Was heißt das für den Dialog in der Ökumene?

Bisher ist keine der orthodoxen Kirchen in der Ukraine in einem eigenständigen ökumenischen Dialog mit der katholischen oder evangelischen Kirche. Die Ablösung von Moskau und eine gleichzeitige Annäherung der beiden Kirchen in der Ukraine wird die ökumenischen Strukturen lokal und global hoffentlich motivieren, einen direkten Kontakt mit der ukrainischen Orthodoxie zu suchen und ihre Tradition und Identität unabhängig von Moskauer Deutungsmustern zu verstehen.

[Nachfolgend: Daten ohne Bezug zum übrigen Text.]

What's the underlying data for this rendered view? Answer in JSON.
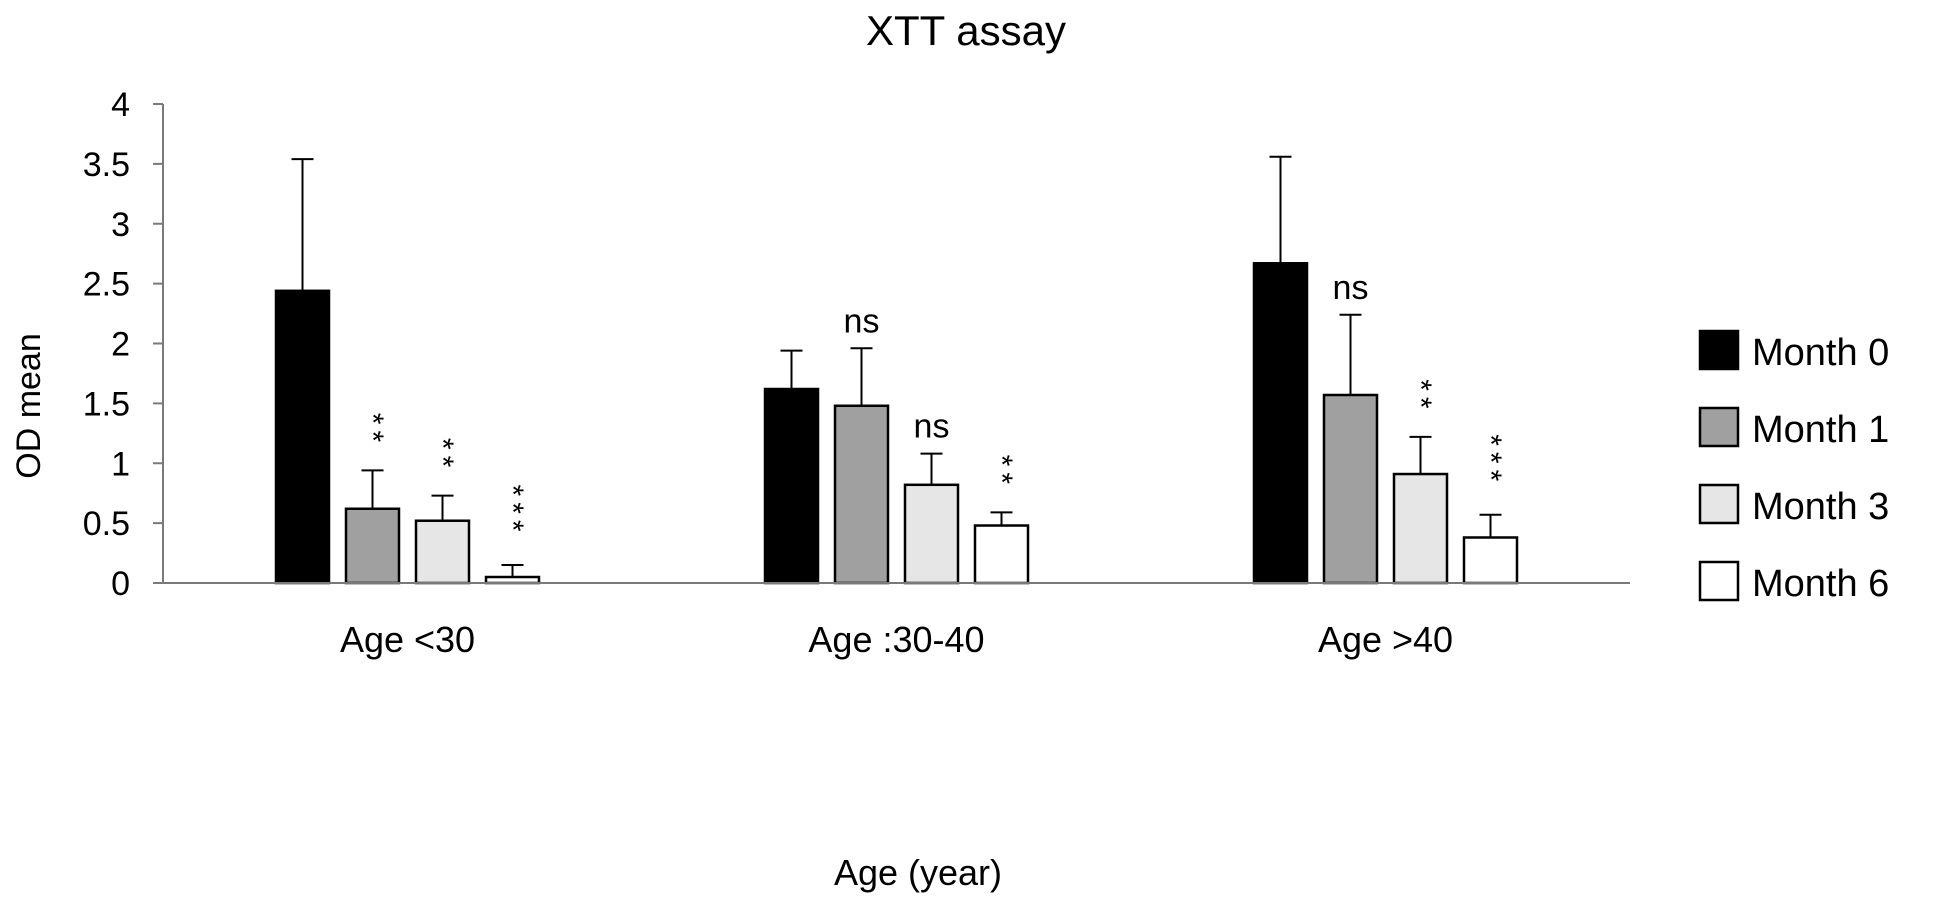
{
  "chart_data": {
    "type": "bar",
    "title": "XTT assay",
    "xlabel": "Age (year)",
    "ylabel": "OD mean",
    "ylim": [
      0,
      4
    ],
    "yticks": [
      "0",
      "0.5",
      "1",
      "1.5",
      "2",
      "2.5",
      "3",
      "3.5",
      "4"
    ],
    "grid": false,
    "legend_position": "right",
    "categories": [
      "Age <30",
      "Age :30-40",
      "Age >40"
    ],
    "series": [
      {
        "name": "Month 0",
        "color": "#000000",
        "values": [
          2.44,
          1.62,
          2.67
        ],
        "errors": [
          1.1,
          0.32,
          0.89
        ],
        "annotations": [
          "",
          "",
          ""
        ]
      },
      {
        "name": "Month 1",
        "color": "#a0a0a0",
        "values": [
          0.62,
          1.48,
          1.57
        ],
        "errors": [
          0.32,
          0.48,
          0.67
        ],
        "annotations": [
          "**",
          "ns",
          "ns"
        ]
      },
      {
        "name": "Month 3",
        "color": "#e6e6e6",
        "values": [
          0.52,
          0.82,
          0.91
        ],
        "errors": [
          0.21,
          0.26,
          0.31
        ],
        "annotations": [
          "**",
          "ns",
          "**"
        ]
      },
      {
        "name": "Month 6",
        "color": "#ffffff",
        "values": [
          0.05,
          0.48,
          0.38
        ],
        "errors": [
          0.1,
          0.11,
          0.19
        ],
        "annotations": [
          "***",
          "**",
          "***"
        ]
      }
    ]
  }
}
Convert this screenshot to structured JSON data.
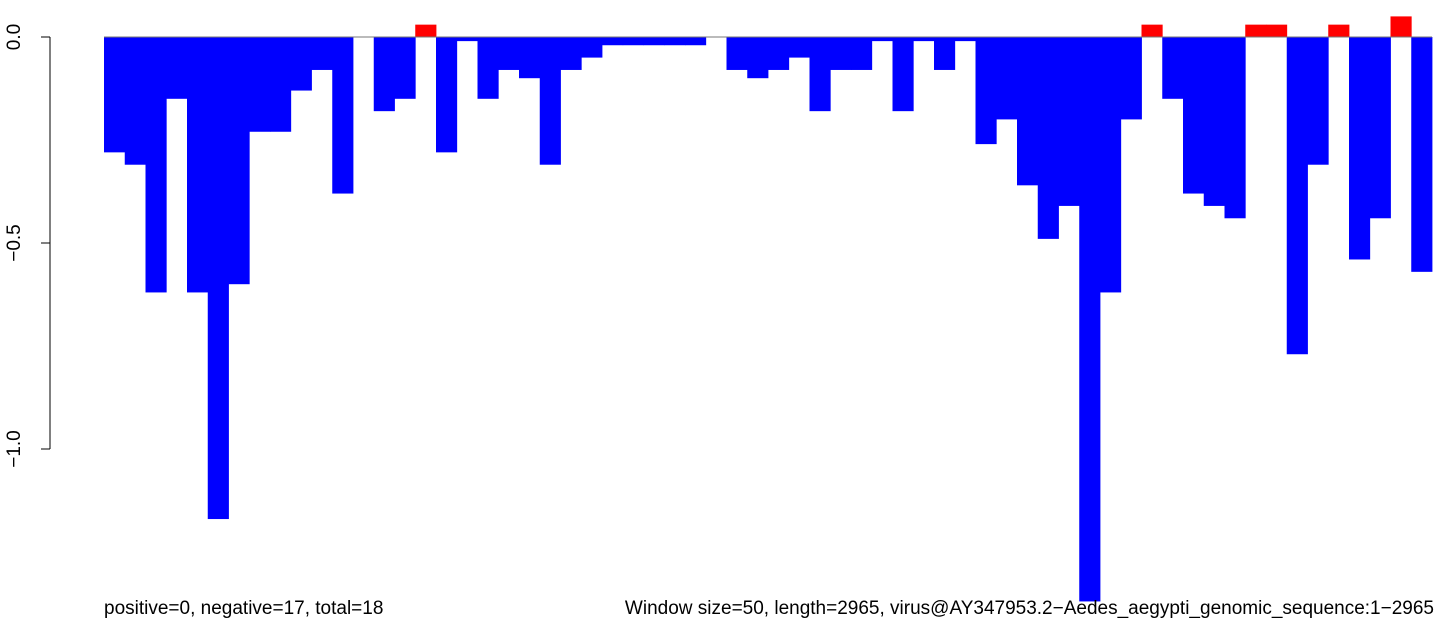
{
  "chart_data": {
    "type": "bar",
    "title": "",
    "xlabel": "",
    "ylabel": "",
    "ylim": [
      -1.37,
      0.06
    ],
    "y_ticks": [
      {
        "value": 0,
        "label": "0.0"
      },
      {
        "value": -0.5,
        "label": "−0.5"
      },
      {
        "value": -1,
        "label": "−1.0"
      }
    ],
    "x_axis_drawn": false,
    "grid": false,
    "colors": {
      "negative": "#0000ff",
      "positive": "#ff0000",
      "baseline": "#000000"
    },
    "values": [
      -0.28,
      -0.31,
      -0.62,
      -0.15,
      -0.62,
      -1.17,
      -0.6,
      -0.23,
      -0.23,
      -0.13,
      -0.08,
      -0.38,
      0,
      -0.18,
      -0.15,
      0.03,
      -0.28,
      -0.01,
      -0.15,
      -0.08,
      -0.1,
      -0.31,
      -0.08,
      -0.05,
      -0.02,
      -0.02,
      -0.02,
      -0.02,
      -0.02,
      0,
      -0.08,
      -0.1,
      -0.08,
      -0.05,
      -0.18,
      -0.08,
      -0.08,
      -0.01,
      -0.18,
      -0.01,
      -0.08,
      -0.01,
      -0.26,
      -0.2,
      -0.36,
      -0.49,
      -0.41,
      -1.37,
      -0.62,
      -0.2,
      0.03,
      -0.15,
      -0.38,
      -0.41,
      -0.44,
      0.03,
      0.03,
      -0.77,
      -0.31,
      0.03,
      -0.54,
      -0.44,
      0.05,
      -0.57
    ]
  },
  "footer": {
    "left": "positive=0, negative=17, total=18",
    "right": "Window size=50, length=2965, virus@AY347953.2−Aedes_aegypti_genomic_sequence:1−2965"
  }
}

Vielen Dank für das Gespräch.

Dr. Regina Elsner ist katholische Theologin und seit September 2017 wissenschaftliche Mitarbeiterin am Zentrum für Osteuropa- und internationale Studien. Dort untersucht sie die sozialethische Haltung der Orthodoxen Kirchen in Osteuropa seit dem Ende der Sowjetunion mit einem besonderen Schwerpunkt auf der Friedens- und Konfliktethik. Sie engagiert sich bei der kirchlichen Stiftung Pro Oriente im orthodox-katholischen Dialog. Auf die Fragen hat sie schriftlich geantwortet.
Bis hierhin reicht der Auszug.